Microsoft to Tap Holiday Surge With Comparison Shopping Site
"I think that this holiday season is going to be something of a 'make or break' for a lot of companies. They're going to figure out whether they're able to be in the game or not," Kinsella told DM News. "I think some of the dot-coms will really distinguish themselves, and I think a lot will fall by the wayside."
Inserting itself firmly into the center of the storm, Microsoft, Redmond, WA, debuted MSN eShop, a site designed to let shoppers search for products by detailed specifications and then compare goods from store to store. In addition to showing product images, prices and features to consumers, the site will even let shoppers compare different merchants' warranties and return policies.

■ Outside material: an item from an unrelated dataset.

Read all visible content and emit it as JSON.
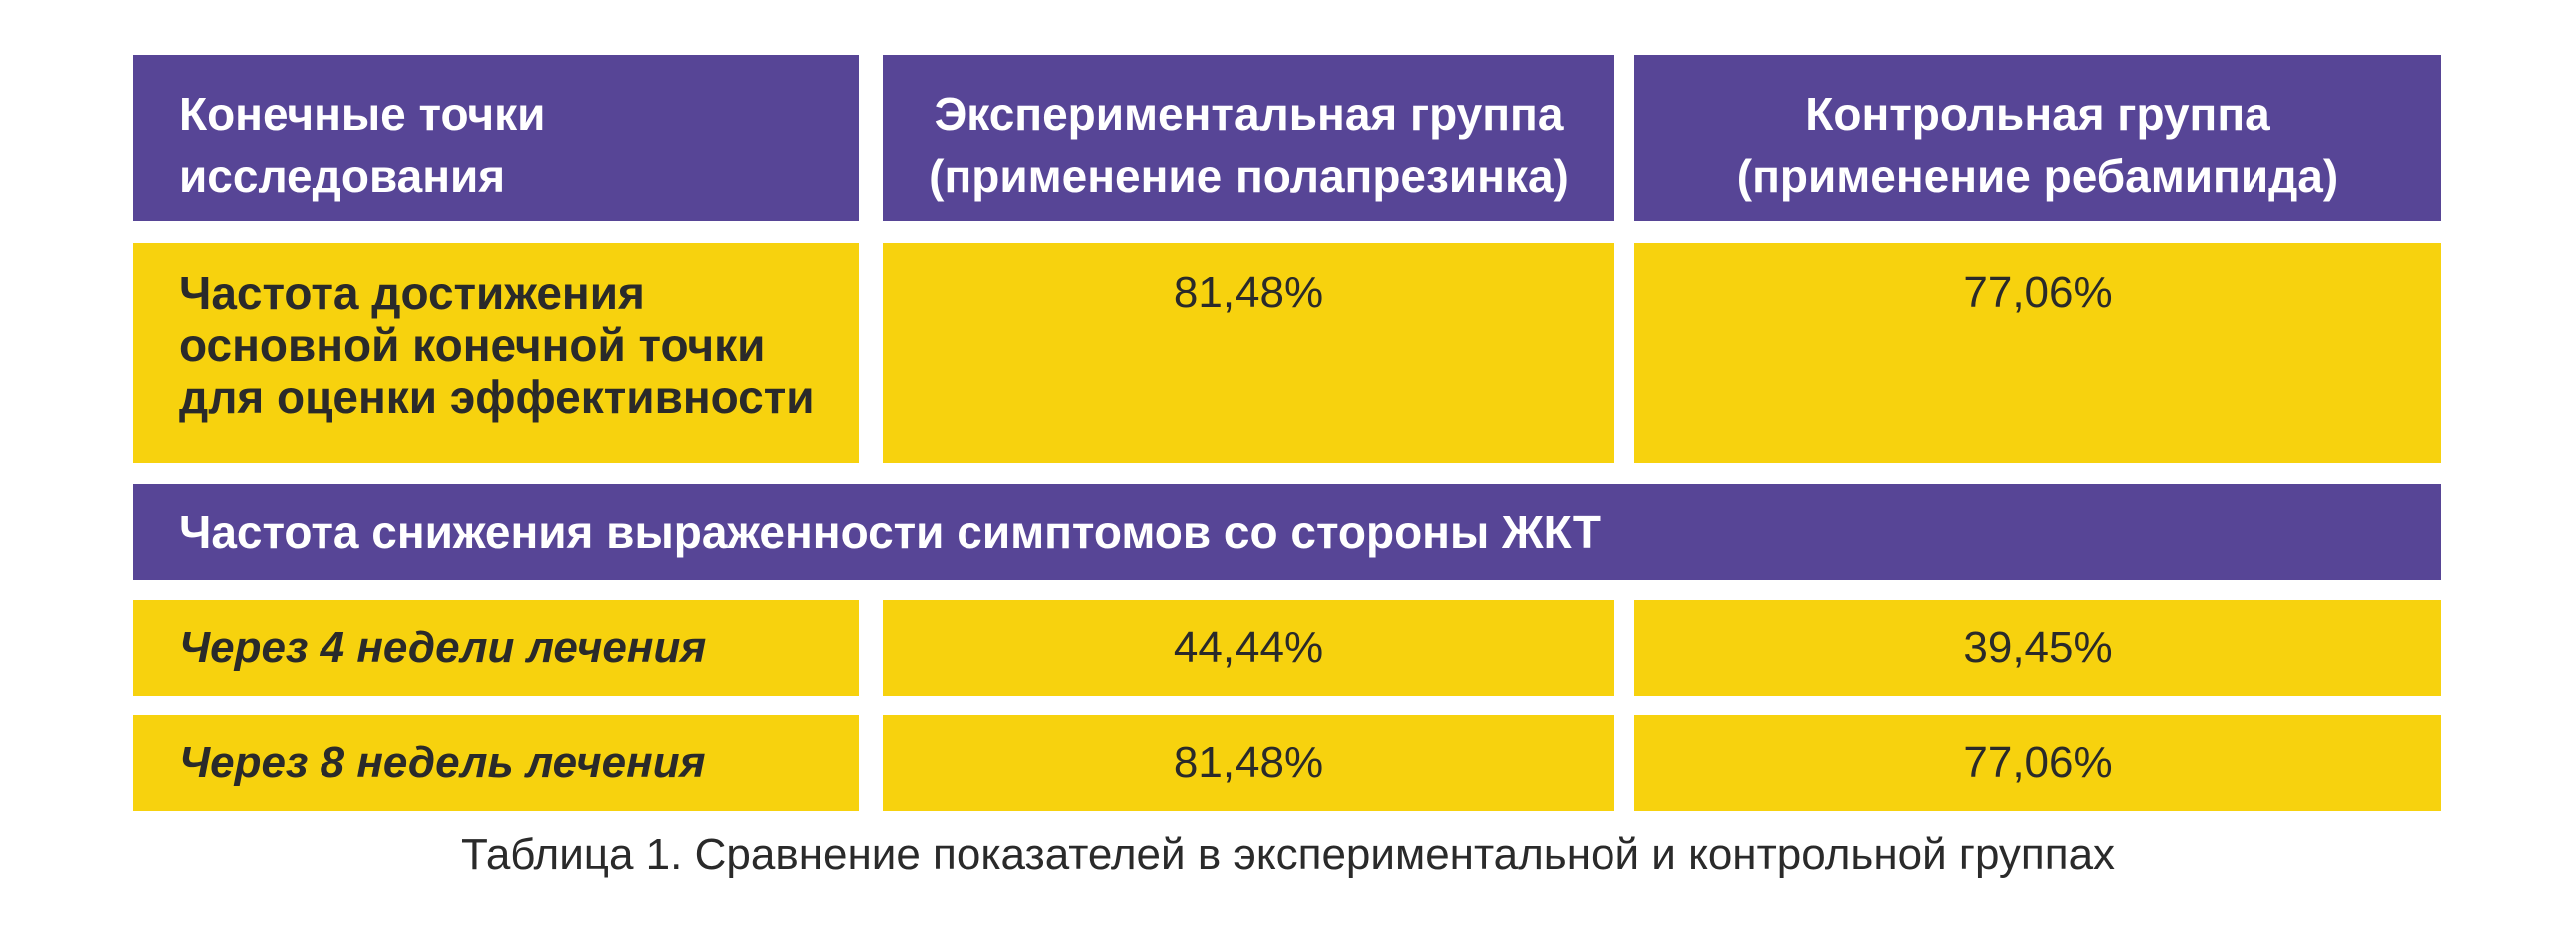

MSN's move follows the establishment of a similar cross-vendor comparison site operated by portal Lycos Inc., Waltham, MA. The sites will go toe-to-toe this season with online malls operated by the most heavily trafficked digital media entities, especially America Online Inc. and Yahoo Inc.

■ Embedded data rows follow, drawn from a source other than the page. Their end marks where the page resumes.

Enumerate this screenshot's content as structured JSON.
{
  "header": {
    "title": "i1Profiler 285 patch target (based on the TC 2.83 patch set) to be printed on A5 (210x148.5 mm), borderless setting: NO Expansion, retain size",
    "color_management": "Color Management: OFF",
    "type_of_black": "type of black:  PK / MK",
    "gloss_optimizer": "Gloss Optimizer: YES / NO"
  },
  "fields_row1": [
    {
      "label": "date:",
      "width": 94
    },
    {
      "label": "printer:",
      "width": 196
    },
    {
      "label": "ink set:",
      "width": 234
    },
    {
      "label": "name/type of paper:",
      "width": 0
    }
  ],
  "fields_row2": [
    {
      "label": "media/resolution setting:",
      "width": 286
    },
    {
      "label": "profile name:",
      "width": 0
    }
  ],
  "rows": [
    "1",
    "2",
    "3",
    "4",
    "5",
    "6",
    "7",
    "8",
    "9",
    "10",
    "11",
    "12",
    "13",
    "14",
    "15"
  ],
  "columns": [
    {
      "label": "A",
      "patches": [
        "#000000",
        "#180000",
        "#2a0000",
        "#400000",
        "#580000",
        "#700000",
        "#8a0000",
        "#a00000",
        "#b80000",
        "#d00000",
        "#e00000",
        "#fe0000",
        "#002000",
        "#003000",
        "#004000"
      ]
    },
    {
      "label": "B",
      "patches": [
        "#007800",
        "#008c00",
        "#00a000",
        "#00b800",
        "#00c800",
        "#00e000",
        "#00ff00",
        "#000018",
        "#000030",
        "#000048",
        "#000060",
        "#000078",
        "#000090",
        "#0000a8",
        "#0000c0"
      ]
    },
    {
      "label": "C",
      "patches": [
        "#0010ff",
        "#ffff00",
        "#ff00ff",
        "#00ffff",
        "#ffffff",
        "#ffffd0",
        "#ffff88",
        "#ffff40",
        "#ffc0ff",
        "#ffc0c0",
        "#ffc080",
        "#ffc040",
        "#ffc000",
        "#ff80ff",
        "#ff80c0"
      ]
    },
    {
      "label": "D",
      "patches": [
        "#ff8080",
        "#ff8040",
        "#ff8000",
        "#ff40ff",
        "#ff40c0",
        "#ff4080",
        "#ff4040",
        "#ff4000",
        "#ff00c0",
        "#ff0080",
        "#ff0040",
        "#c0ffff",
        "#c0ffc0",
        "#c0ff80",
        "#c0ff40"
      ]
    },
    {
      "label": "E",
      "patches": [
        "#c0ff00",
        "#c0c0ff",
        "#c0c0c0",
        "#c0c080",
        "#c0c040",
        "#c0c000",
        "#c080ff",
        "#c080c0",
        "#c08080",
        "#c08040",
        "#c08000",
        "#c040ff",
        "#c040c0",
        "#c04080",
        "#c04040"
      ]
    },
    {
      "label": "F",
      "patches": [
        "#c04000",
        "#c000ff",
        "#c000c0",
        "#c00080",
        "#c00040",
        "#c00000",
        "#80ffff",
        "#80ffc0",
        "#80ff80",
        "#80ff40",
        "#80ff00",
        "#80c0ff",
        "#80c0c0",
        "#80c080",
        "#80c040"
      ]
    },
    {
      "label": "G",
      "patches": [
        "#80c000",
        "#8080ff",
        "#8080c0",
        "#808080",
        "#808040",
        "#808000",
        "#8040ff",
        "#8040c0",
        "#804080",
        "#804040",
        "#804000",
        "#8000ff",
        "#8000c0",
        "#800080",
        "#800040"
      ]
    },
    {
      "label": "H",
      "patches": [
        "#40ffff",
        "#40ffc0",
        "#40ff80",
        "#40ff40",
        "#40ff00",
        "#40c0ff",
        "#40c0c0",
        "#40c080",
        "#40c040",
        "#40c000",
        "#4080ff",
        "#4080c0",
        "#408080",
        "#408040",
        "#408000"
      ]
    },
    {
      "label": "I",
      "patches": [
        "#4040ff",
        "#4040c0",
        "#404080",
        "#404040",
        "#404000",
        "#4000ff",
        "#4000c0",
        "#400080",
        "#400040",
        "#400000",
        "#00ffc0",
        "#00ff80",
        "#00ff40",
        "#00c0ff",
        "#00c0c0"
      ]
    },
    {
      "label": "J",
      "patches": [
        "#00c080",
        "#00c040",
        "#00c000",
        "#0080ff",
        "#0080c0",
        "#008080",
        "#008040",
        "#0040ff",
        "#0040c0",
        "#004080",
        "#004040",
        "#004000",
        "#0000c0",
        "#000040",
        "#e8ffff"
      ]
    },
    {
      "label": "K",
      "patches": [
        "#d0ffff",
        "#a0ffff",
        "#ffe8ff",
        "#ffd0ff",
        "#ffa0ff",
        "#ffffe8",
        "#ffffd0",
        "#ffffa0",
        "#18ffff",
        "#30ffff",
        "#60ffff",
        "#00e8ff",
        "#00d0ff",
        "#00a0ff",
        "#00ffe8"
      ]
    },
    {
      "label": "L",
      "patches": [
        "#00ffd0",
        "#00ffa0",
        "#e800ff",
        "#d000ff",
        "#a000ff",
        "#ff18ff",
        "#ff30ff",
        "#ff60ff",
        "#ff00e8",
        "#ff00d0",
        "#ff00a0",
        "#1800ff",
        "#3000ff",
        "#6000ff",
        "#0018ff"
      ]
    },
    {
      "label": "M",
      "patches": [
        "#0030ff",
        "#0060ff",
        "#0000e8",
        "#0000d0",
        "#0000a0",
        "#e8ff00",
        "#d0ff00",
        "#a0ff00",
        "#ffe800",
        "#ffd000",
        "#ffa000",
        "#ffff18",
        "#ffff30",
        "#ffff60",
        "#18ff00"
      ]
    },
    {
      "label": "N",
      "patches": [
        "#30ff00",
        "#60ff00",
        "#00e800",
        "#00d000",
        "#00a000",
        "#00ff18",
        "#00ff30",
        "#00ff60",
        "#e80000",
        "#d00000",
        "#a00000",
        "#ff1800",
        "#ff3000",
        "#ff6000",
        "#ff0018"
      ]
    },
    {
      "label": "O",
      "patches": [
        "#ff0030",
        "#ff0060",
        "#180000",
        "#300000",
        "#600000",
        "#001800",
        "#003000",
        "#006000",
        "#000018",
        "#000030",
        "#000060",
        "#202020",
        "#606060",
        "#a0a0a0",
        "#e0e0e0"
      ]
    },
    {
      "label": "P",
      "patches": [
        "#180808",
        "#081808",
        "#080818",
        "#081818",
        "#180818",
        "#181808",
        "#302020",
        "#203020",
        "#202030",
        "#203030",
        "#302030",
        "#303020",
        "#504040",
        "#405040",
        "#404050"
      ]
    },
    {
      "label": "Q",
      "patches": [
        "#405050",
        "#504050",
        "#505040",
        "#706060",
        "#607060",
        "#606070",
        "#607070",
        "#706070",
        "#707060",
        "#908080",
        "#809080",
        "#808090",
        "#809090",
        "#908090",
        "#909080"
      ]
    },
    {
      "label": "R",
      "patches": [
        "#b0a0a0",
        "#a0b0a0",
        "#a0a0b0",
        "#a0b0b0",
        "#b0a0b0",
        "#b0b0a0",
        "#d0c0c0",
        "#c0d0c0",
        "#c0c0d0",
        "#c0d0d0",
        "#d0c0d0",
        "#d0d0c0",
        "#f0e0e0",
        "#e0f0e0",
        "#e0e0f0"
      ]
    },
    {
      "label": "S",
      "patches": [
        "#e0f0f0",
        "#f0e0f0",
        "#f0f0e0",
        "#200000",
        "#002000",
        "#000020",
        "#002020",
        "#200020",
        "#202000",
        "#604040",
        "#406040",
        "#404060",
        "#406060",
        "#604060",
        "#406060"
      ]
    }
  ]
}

Forrester Research Inc. forecasts merchants raking in $4 billion in online sales between Thanksgiving and New Year's Day. Research firm NFO Interactive Inc. predicts the upcoming gift-buying season will drive the number of online shopping households to more than 27 million.
Some retailers fear comparison shopping sites will bite into their profit margins by helping consumers consistently find the lowest prices. But apparently such concerns have not stopped cyberstores - including some operated by veteran direct marketing players - from signing up for eShop. Participants include 800-Flowers.com, Amazon.com, Barnesandnoble.com, CDW.com, Crutchfield.com, Eddie Bauer Online, gap.com, OmahaSteaks.com and sears.com.
According to Kinsella, merchants choose to work with Microsoft largely because they trust its technology. "[Microsoft] provides something large, strategic players can use that makes them grow and flourish. It's called software. We're simply delivering those same software solutions on the Web," he said.
"Microsoft is the No. 1 buyer of Web advertising," Kinsella said. "It puts its money where its mouth is. Microsoft has been on the Internet in very aggressive ways, and I think major players, major advertisers and marketers understand that. They feel heartened by that."
Microsoft is going after smaller merchants as well, employing a local sales force in the top 20 US markets to attract regional players to the program. Auto dealers, clothing merchants, banks and other small to mid-size firms that do business online are all potential partners, Kinsella said.
The new MSN site, at eshop.msn.com, is integrated into the company's larger Web network. For example, visitors to MSN's CarPoint auto site might be shown eShop offers for products such as car alarms. Microsoft's Passport digital wallet technology will be integrated into the site as well. MSN eShop includes a product finder and a gift finder for searching across stores.
Kinsella would not elaborate on how Microsoft will promote the site to consumers, except to say the company plans a "very aggressive" advertising campaign across "every media."